About the author
L. Andrew Cooper thinks the smartest people like horror, fantasy, and sci-fi. Early in life, he couldn’t handle the scary stuff—he’d sneak and watch horror films and then keep his parents up all night with his nightmares. In the third grade, he finally convinced his parents to let him read grown-up horror novels: he started with Stephen King’s Firestarter, and by grade five, he was doing book reports on The Stand.
When his parents weren’t being kept up late by his nightmares, they worried that his fascination with horror fiction would keep him from experiencing more respectable culture. That all changed when he transitioned from his public high school in the suburbs of Atlanta, Georgia to uber-respectable Harvard University, where he studied English Literature. From there, he went on to get a Ph.D. in English from Princeton, turning his longstanding engagement with horror into a dissertation. The dissertation became the basis for his first book, Gothic Realities (2010).
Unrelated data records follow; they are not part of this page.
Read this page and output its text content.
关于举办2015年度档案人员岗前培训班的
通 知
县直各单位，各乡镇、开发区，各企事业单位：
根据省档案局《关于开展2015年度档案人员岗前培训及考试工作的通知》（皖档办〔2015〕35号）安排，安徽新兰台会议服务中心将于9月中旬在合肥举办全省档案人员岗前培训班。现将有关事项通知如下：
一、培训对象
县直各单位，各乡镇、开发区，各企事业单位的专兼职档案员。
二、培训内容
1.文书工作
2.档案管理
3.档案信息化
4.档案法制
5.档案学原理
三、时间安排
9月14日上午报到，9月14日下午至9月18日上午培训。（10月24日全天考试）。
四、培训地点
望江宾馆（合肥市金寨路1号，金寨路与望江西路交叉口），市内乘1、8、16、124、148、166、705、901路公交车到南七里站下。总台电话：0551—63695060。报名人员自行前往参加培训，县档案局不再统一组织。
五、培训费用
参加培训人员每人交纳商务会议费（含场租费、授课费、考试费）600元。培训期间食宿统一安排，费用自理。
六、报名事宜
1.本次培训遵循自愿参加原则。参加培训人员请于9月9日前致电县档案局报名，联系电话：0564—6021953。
More recently, his obsession with horror movies turned into a book about one of his favorite directors, Dario Argento (2012). He also co-edited the textbook Monsters (2012), an attempt to infect others with the idea that scary things are worth people’s serious attention.
After living in Georgia, Massachusetts, New Jersey, and California, Andrew now lives in Louisville, Kentucky, where he teaches at the University of Louisville and chairs the board of the Louisville Film Society, the city’s premiere movie-buff institution. Burning the Middle Ground is his debut novel.